One year has given way to another and the world is poised for a journey into the unknown. While wishing our readers a very happy, peaceful and prosperous New Year, we dwell on something that, we reckon, warrants a comment in the public interest.
The biggest challenge the country is faced with is said to be battling terrorism. The government promises us that in a few months we will be able to put the war behind us. Whether that promise will be honoured or reneged on remains to be seen. However, it is not only against the separatist terror that this country needs to be protected. There are two more equally destructive and insidious enemies rendering many state and social institutions hollow. They are bribery and corruption.
It was to battle these twin evils effectively that the Commission to Investigate Allegations of Bribery and Corruption (CIABC) was established with the ambitious mission `to spearhead the fight against bribery and corruption through the execution of programmes of prevention, investigation and prosecution in a just and fair manner, without fear or favour, within the framework of the rule of law.`
But, has the CIABC lived up to the expectations of the public? We are afraid that it hasn`t. It has been catching all sprats and no sharks. It is like having a sledgehammer to kill flies. Why should we have a trawler to do a stilt fisherman`s job? If it is only fingerlings that the CIABC is capable of or intent on catching, then we might as well do away with it and save funds. We can make do with a smaller institution for that purpose and it may be called `The Commission to Investigate Allegations of Bribery and Corruption against Lesser Persons!
Many an eyebrow has been raised over the sudden transfer of Chief Inspector C. A. Premashantha, who was in charge of asset investigations at the CIABC, to the Eastern Province. The Commission claims such transfers are routine, but insiders insist that he was moved out as he was probing the assets of a former top bureaucrat who is alleged to have robbed the public purse to the tune of millions of rupees. Premashantha had held on to that investigation with the tenacity of a bulldog in the face of pressure from various quarters, while the CIABC allegedly chose to soft-pedal the issue for reasons best known to its bigwigs. So, the only way to get rid of Premashantha was to send him to the East on the pretext of a transfer. That is the price an efficient officer has to pay for doing his job!

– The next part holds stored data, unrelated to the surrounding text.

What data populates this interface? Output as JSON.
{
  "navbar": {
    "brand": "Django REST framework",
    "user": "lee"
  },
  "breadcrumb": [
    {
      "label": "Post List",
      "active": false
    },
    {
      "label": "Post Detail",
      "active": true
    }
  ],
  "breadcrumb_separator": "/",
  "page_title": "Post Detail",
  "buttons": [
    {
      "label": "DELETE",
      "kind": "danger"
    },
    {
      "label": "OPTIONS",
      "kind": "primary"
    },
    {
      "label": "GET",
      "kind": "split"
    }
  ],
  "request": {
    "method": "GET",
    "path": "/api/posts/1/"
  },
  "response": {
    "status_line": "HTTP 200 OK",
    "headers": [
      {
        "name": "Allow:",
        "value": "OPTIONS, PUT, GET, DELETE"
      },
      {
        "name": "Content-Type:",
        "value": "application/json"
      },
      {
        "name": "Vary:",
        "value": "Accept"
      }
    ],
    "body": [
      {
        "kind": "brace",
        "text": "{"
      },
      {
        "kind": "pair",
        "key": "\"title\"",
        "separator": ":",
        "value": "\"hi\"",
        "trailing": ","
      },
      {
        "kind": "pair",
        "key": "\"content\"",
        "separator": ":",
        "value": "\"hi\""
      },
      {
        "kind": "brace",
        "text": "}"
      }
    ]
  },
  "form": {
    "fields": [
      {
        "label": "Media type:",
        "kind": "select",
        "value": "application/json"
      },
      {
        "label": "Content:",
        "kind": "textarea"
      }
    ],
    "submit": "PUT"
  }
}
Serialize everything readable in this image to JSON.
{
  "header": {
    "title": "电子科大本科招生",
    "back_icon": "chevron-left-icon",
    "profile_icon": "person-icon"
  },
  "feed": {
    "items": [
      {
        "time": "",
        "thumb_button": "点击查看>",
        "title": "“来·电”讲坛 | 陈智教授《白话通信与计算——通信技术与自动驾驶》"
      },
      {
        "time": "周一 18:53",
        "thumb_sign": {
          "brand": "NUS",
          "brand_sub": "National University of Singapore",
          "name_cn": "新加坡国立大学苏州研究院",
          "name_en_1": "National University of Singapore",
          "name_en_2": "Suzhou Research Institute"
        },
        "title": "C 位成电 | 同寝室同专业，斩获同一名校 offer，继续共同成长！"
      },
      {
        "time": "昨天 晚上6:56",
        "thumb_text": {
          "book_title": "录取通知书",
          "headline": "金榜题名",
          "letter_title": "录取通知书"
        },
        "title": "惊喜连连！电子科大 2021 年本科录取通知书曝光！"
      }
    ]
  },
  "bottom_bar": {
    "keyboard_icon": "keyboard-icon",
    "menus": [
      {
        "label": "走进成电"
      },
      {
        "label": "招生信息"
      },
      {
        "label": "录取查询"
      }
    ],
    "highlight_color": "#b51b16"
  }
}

Transfer of officers to derail investigations is not something new in this country. There have also been instances of even police units being disbanded to protect lawbreakers. The fate that befell the Crime Detection Bureau (CDB), the Bureau of Special Operations (BSO) and the special police unit at Walana is a case in point. It was only recently that the present government claimed that there had been a plot to defeat it at the budget vote on Dec. 14 so as to derail its war effort. So, who says the transfer of a police officer to hush up a bribery and corruption investigation is not possible?
Unfortunately, the officers who get transferred or kicked out for doing their job without fear or favour cannot speak up for fear of reprisals in the form of disciplinary action. In this country, they know being honest and outspoken never pays off. Only bootlickers go places. Had Premashantha compromised his conscience and professional conduct, he would still have been with the CIABC. By not giving in to pressure and diktats of higher ups, he has proved the police are not yet devoid of good cops.
The corrupt are usually rich and have enough funds to have politicians and police top guns in their pocket. The bigger the shark, the greater the chance he has of breaking the bribery net. After all, in this country the `punishment` for politicians who commit fraud and own up to it in Court is settling the State costs! They can also storm public institutions with goons and unleash violence without being brought to book.
The CIABC appears to be, with due respect to the good commissioners, functioning as a washing machine for politicians to wash their dirty linen. They go there with TV crews in tow and make all sorts of complaints against their rivals and the investigations predictably draw a blank. That is the end of allegations of bribery and corruption against them!
It looks as if the best way for any big-time crook to clear his name is to be probed by the CIABC as he can rest assured that no charges against him will be proved. If he has the slightest doubt that investigations are not going in his favour, he can always have the investigator/s concerned transferred.
It behoves the CIABC to make public the names of the sharks whose assets CI Premashantha was probing at the time he was moved out so that the people will know who was responsible for his transfer. The silence of civil organisations advocating transparency and good governance on the surreptitious moves being made to hush up a bribery and corruption probe is deafening.
Let ridding this country of bribery and corruption be our New Year resolution!